Tests find pesticides in muesli.

Written by Changing Habits

April 30, 2010

This article is worth reading.  Organic oats cooked as porridge with some nuts, organic yogurt and maple syrup and fresh banana may be a breakfast with less pesticides.  Don’t get paranoid just become informed and make your decisions.

 

Cyndi O’Meara

 

The latest results from the New Zealand Food Safety Authority’s Total Diet Survey raise concerns about the number of pesticides being found in muesli, says the Pesticide Action Network.

 

The fourth quarter sampling for the 2009 survey focussed on the most commonly purchased brands of processed foods.

 

Residues of ten pesticides were found in four samples of muesli. Of these, says PAN, six are on its International List of Highly Hazardous Pesticides for a progressive global phase-out, because of the hazard they pose to human health.

 

Bran cereal was not far behind the muesli, with a total of eight pesticides.

 

“Both cancer and endocrine disruption can result from low levels of exposure to pesticides, so when your morning muesli contains a mixture of six pesticides, each of which has these effects, then the effect is magnified, and your breakfast may be posing an unhealthy risk to you” said Dr Meriel Watts of PAN Aotearoa New Zealand.

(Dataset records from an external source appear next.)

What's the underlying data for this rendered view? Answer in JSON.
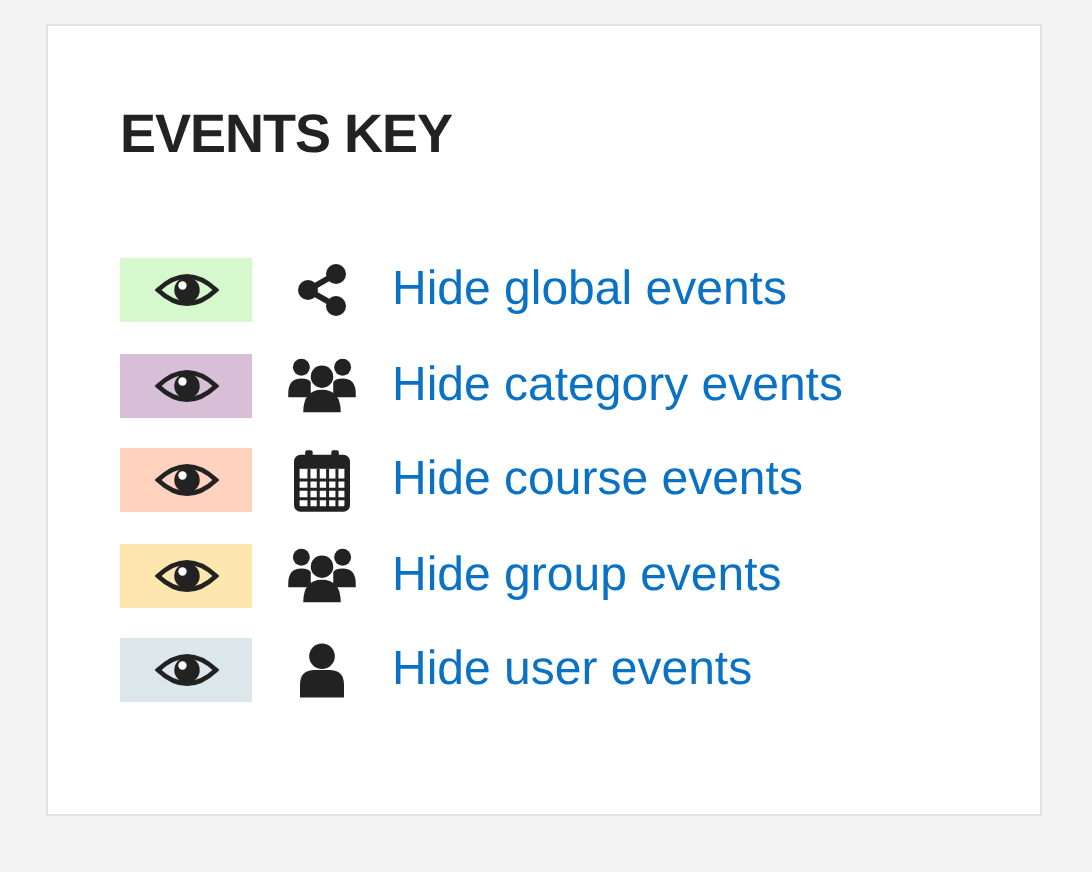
{
  "card": {
    "title": "EVENTS KEY",
    "items": [
      {
        "kind": "share",
        "color": "#d6f8cd",
        "label": "Hide global events"
      },
      {
        "kind": "group",
        "color": "#d8bfd8",
        "label": "Hide category events"
      },
      {
        "kind": "calendar",
        "color": "#ffd3bd",
        "label": "Hide course events"
      },
      {
        "kind": "group",
        "color": "#fee7ae",
        "label": "Hide group events"
      },
      {
        "kind": "user",
        "color": "#dce7ec",
        "label": "Hide user events"
      }
    ]
  }
}
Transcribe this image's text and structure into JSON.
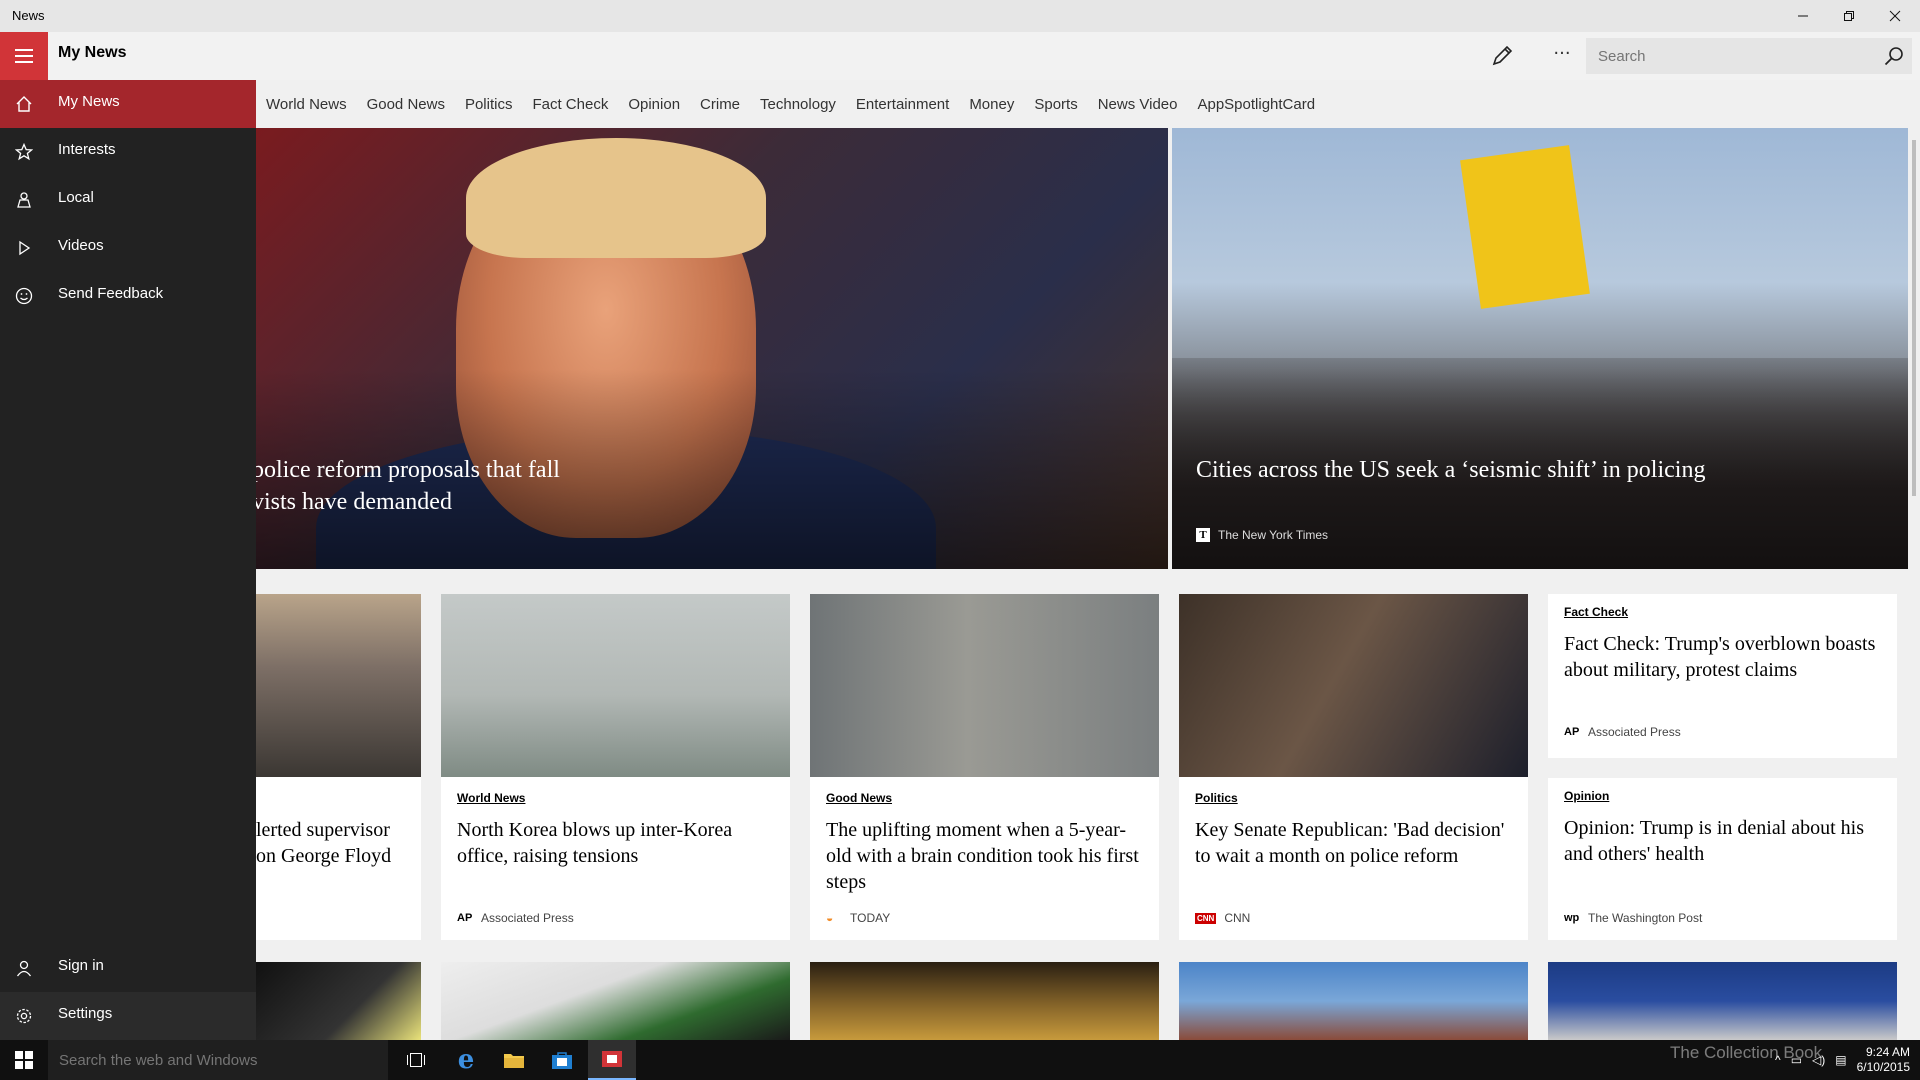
{
  "window": {
    "title": "News"
  },
  "header": {
    "title": "My News"
  },
  "search": {
    "placeholder": "Search"
  },
  "sidebar": {
    "items": [
      {
        "label": "My News"
      },
      {
        "label": "Interests"
      },
      {
        "label": "Local"
      },
      {
        "label": "Videos"
      },
      {
        "label": "Send Feedback"
      }
    ],
    "bottom": [
      {
        "label": "Sign in"
      },
      {
        "label": "Settings"
      }
    ]
  },
  "tabs": [
    "World News",
    "Good News",
    "Politics",
    "Fact Check",
    "Opinion",
    "Crime",
    "Technology",
    "Entertainment",
    "Money",
    "Sports",
    "News Video",
    "AppSpotlightCard"
  ],
  "heroes": [
    {
      "title": "police reform proposals that fall\nvists have demanded"
    },
    {
      "title": "Cities across the US seek a ‘seismic shift’ in policing",
      "source": "The New York Times"
    }
  ],
  "cards": [
    {
      "title": "lerted supervisor\n on George Floyd"
    },
    {
      "category": "World News",
      "title": "North Korea blows up inter-Korea office, raising tensions",
      "source": "Associated Press",
      "logo": "AP"
    },
    {
      "category": "Good News",
      "title": "The uplifting moment when a 5-year-old with a brain condition took his first steps",
      "source": "TODAY"
    },
    {
      "category": "Politics",
      "title": "Key Senate Republican: 'Bad decision' to wait a month on police reform",
      "source": "CNN",
      "logo": "CNN"
    },
    {
      "category": "Fact Check",
      "title": "Fact Check: Trump's overblown boasts about military, protest claims",
      "source": "Associated Press",
      "logo": "AP"
    },
    {
      "category": "Opinion",
      "title": "Opinion: Trump is in denial about his and others' health",
      "source": "The Washington Post",
      "logo": "wp"
    }
  ],
  "taskbar": {
    "search_placeholder": "Search the web and Windows",
    "time": "9:24 AM",
    "date": "6/10/2015",
    "watermark": "The Collection Book"
  },
  "colors": {
    "accent": "#d13438",
    "active_nav": "#a4262c",
    "sidebar": "#222222"
  }
}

“Yet once again, the Food Safety Authority is downplaying the findings. Still slavishly adhering to an outdated process of simply checking that each residue is below the legal level, they refuse to look at the reality of the situation that consumers face: daily exposure to low dose mixtures of chemicals, each of which by itself is known to cause cancer and/or endocrine or hormonal disruption, but which when added together may dramatically increase the risk,” said Dr Watts.

 

“The Authority needs to take on board a recent massive EU report which concluded regulatory authorities needed to consider mixtures.

 

“Consumers deserve to know who the bad offenders are and which products are the best. For example one wine brand of four, including both white and red wines, stood out as having no pesticide residues. That producer, as with the raisin/sultana sample, deserves consumer recognition. From earlier surveys, we know that consumers are best to buy organic.”